İsrail'in kurulmasını takiben Arap devletleri ile İsrail arasında gerçekleşen savaşlarda Araplar açısından belki de en büyük mağlubiyet Altı Gün Savaşı'nda yaşandı. 5 Haziran 1967 tarihinde başlayan savaş yalnızca 6 gün sürdü.
Bu süre zarfında zafer kazanan taraf, sayısal üstünlüğü elinde bulunduran Arap devletleri değil, genç İsrail devletiydi. 6 gün süren savaşta İsrail sınırlarını neredeyse üçe katladı ve bölgede kalıcı olarak görülmeye başlandı.
Mısır'dan Sina Yarımadası'nı, Suriye'den Golan Tepeleri'ni ve Filistin'in Gazze Şeridi ile Batı Şeria topraklarını alan İsrail, bölgede kalıcı bir unsur haline geldi ve Filistin krizi derinleşti.
Kudüs, o dönem hiçbir devlet tanımasa da İsrail tarafından ebedi ve bölünmez başkent ilan edildi. Savaşın Arap dünyası açısından sonuçları ise daha derin ve yıkıcıydı.

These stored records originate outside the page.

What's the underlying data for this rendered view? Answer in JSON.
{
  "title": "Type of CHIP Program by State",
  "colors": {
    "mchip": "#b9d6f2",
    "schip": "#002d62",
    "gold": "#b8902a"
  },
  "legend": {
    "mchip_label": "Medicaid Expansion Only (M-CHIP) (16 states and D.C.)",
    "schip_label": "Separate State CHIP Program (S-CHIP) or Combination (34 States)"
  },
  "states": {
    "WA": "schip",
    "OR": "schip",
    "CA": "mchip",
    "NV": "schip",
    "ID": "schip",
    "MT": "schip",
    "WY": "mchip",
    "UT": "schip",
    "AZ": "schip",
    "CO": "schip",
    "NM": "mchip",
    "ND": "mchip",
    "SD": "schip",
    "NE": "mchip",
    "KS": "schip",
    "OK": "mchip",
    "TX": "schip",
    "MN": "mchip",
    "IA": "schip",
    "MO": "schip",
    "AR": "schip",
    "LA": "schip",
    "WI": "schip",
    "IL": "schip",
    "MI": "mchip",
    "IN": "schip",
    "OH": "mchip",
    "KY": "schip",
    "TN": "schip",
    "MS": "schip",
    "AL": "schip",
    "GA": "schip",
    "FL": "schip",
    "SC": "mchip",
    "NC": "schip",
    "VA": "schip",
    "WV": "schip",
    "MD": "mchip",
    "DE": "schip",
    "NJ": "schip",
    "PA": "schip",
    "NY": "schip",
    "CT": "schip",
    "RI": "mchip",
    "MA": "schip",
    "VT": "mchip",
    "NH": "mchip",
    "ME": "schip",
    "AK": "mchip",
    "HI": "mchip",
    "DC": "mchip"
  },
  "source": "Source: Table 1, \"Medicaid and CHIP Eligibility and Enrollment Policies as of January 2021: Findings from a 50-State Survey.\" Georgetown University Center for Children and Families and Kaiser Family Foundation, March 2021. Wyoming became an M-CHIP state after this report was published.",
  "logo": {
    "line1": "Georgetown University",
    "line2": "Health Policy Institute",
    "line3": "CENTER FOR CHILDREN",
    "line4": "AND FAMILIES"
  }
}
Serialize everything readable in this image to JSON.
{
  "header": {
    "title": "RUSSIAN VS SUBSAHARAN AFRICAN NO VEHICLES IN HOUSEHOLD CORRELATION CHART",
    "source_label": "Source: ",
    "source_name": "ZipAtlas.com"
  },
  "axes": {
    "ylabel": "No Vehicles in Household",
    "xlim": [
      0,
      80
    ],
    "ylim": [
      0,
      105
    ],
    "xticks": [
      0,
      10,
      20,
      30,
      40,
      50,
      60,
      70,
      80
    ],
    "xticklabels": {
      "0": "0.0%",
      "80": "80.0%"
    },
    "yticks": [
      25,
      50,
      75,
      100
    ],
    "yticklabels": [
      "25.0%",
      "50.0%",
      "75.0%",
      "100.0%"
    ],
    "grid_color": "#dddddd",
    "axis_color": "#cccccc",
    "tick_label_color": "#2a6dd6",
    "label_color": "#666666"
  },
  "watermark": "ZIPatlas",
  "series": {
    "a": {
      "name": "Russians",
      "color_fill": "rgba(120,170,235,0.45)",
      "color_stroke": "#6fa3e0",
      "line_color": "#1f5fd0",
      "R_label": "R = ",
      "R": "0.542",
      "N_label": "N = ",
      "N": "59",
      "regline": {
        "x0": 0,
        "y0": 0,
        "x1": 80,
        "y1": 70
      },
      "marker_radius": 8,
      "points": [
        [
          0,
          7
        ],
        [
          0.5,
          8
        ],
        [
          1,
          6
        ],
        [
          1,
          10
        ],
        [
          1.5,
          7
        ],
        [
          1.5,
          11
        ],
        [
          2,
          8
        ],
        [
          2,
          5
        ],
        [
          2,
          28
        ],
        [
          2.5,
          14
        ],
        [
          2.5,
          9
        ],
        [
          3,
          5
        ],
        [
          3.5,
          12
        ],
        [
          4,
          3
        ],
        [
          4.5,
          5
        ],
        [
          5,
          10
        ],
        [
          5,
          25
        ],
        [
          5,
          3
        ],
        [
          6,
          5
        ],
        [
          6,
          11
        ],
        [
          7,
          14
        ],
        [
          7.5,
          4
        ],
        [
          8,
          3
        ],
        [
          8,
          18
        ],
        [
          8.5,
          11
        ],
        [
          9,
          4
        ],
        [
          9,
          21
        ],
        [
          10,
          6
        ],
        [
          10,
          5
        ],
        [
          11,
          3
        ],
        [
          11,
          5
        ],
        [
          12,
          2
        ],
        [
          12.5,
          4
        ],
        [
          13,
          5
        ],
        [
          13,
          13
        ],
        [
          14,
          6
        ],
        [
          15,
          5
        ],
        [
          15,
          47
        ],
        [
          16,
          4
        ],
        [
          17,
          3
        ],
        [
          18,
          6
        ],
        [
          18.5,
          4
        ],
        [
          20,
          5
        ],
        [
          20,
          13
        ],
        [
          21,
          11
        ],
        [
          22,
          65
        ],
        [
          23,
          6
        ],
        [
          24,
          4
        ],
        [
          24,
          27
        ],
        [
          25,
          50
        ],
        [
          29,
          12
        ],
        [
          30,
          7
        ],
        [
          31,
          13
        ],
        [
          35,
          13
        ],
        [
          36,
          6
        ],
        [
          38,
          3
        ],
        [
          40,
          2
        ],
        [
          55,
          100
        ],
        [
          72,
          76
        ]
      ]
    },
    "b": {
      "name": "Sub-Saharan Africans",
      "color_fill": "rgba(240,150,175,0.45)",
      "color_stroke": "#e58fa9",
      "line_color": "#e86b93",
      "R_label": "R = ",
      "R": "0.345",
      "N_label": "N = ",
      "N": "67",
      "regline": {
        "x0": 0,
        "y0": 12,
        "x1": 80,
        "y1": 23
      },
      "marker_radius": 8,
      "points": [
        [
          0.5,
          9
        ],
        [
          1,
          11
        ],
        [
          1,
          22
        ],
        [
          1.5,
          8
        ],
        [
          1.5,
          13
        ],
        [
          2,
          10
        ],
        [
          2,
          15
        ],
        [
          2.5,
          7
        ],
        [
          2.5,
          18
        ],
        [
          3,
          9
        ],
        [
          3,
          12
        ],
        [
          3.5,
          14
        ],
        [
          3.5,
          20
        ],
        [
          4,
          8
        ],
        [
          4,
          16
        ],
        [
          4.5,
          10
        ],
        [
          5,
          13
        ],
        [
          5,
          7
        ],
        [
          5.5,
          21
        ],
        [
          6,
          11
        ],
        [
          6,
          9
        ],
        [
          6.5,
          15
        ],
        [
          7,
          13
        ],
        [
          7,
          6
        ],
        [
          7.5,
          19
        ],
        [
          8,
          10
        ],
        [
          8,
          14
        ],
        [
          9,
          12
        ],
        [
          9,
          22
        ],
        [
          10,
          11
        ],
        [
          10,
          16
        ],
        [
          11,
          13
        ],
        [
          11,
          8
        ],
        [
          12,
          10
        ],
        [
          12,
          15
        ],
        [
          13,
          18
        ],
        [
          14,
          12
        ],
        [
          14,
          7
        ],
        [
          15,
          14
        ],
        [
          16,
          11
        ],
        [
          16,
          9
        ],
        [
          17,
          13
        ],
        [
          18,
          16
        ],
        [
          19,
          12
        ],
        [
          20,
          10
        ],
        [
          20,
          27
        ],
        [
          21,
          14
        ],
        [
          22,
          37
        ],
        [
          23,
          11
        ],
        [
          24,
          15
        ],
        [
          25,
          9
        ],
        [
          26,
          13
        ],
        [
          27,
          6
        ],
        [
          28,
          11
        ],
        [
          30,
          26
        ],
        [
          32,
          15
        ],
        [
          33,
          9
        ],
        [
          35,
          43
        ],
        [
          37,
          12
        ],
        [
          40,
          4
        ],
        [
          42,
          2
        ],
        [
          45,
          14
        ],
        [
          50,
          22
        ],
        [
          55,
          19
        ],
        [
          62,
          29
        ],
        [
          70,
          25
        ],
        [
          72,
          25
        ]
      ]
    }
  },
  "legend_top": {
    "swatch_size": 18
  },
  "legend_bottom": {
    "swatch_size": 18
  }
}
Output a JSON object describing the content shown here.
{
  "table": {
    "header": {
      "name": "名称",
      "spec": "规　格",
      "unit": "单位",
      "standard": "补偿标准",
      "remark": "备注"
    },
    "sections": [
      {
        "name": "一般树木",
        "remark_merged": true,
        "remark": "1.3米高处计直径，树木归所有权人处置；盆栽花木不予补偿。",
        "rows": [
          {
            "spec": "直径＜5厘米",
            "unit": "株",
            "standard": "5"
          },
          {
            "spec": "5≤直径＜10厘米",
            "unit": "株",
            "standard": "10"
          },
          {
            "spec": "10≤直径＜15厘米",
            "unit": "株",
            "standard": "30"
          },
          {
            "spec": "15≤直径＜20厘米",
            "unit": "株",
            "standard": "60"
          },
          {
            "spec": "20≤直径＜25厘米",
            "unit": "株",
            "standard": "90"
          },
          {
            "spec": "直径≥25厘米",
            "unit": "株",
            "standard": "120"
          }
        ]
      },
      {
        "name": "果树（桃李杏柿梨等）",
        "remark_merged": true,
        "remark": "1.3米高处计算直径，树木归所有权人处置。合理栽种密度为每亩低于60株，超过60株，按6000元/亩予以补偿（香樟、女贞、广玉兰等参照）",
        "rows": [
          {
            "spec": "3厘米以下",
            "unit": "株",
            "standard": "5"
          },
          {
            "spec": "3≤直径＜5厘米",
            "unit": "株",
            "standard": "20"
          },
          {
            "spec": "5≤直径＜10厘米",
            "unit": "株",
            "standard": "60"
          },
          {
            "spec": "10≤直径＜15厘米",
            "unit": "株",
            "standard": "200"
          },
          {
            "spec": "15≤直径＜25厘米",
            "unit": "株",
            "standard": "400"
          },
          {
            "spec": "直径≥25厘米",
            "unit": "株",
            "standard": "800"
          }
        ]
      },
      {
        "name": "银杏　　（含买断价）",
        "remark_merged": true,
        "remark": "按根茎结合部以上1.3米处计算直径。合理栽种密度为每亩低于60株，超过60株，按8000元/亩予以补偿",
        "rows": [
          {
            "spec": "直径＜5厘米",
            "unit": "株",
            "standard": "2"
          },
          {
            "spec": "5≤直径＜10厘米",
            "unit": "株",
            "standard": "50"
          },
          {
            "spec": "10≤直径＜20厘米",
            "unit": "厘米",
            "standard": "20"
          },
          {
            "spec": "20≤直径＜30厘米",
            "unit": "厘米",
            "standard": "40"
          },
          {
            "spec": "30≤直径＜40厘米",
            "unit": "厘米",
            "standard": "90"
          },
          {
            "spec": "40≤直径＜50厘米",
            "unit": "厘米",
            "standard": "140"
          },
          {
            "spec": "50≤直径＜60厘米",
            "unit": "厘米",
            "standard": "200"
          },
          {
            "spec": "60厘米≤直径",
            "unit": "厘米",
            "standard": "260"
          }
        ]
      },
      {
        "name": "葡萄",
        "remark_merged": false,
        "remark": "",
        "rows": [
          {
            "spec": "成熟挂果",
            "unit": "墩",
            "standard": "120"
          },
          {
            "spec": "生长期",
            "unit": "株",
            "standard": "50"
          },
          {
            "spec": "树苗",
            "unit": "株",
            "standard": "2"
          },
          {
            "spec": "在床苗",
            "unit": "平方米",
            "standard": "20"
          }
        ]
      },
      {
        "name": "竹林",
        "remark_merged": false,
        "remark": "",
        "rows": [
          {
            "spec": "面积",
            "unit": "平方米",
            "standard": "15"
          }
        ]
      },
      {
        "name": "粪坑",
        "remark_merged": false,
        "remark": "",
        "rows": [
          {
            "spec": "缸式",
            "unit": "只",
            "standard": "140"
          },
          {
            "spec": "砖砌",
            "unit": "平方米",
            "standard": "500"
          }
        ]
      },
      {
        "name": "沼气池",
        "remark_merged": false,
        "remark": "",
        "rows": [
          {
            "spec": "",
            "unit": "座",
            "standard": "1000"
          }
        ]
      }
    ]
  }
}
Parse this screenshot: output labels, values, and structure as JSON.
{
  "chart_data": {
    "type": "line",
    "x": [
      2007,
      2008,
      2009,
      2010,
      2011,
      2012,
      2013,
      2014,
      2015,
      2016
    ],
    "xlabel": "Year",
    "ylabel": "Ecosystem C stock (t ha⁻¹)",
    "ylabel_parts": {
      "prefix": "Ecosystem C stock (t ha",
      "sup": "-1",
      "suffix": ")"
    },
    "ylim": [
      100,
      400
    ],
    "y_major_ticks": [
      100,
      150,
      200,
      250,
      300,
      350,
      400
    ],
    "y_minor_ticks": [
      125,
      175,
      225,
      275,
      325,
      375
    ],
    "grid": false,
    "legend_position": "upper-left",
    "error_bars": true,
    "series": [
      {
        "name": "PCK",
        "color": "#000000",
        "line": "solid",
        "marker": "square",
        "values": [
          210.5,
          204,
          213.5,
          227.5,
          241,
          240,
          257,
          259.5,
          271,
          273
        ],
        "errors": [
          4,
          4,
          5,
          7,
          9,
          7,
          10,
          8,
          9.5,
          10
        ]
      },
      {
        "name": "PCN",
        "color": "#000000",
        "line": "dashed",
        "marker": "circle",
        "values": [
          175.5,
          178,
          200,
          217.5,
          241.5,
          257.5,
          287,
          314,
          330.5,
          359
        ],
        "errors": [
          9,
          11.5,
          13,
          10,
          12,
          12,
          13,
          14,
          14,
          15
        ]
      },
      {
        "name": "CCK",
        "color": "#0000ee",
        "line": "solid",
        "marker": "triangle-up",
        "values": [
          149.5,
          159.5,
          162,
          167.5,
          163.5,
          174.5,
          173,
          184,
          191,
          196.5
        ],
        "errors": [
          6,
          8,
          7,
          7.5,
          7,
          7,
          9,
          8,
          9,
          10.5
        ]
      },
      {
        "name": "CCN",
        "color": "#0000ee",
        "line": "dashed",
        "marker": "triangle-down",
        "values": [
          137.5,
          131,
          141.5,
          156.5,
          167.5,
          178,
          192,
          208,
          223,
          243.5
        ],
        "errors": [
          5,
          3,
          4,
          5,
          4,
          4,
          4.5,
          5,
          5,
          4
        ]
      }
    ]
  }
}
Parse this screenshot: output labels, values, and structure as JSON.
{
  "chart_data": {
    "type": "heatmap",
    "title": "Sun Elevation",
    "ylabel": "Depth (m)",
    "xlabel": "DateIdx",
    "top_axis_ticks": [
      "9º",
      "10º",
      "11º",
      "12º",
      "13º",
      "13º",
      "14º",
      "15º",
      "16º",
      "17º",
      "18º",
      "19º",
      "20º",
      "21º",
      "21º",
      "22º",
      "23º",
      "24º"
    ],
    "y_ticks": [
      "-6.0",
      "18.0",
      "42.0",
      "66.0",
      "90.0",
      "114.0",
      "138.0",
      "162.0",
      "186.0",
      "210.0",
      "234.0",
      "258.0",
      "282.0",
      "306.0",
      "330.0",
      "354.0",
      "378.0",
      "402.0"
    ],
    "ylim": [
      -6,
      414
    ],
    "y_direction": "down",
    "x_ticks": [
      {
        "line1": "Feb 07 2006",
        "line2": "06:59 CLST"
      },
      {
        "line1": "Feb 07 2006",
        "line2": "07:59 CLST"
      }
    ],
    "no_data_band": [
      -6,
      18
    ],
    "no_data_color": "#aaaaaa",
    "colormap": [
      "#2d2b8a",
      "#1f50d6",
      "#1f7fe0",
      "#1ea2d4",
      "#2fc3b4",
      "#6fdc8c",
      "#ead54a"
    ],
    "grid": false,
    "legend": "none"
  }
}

Arap dünyasında Pan Arabizm düşüncesini yıkan savaş, İsrail'in bölgeden atılamayacağı kanaatini yaygınlaştırdı. Arap devletlerini birlikten uzaklaştırdı, bölge liderlerini İsrail ile anlaşmaya ve yönetici olarak konumlarını muhafaza etmek üzere İsrail ve ABD gibi devletlerle işbirliği yapmaya itti.
Altı Gün Savaşı sonrası Arap dünyasında oluşmaya başlayan hakim kanaat ve yöneticilerin tutumu, bugüne kadar devam eden huzursuzluklara ve halkların tepkisine yol açtı. 1967 yılından itibaren bölge halkları ile devletler arasında geri dönüşü zor bir ayrım oluşmaya başladı.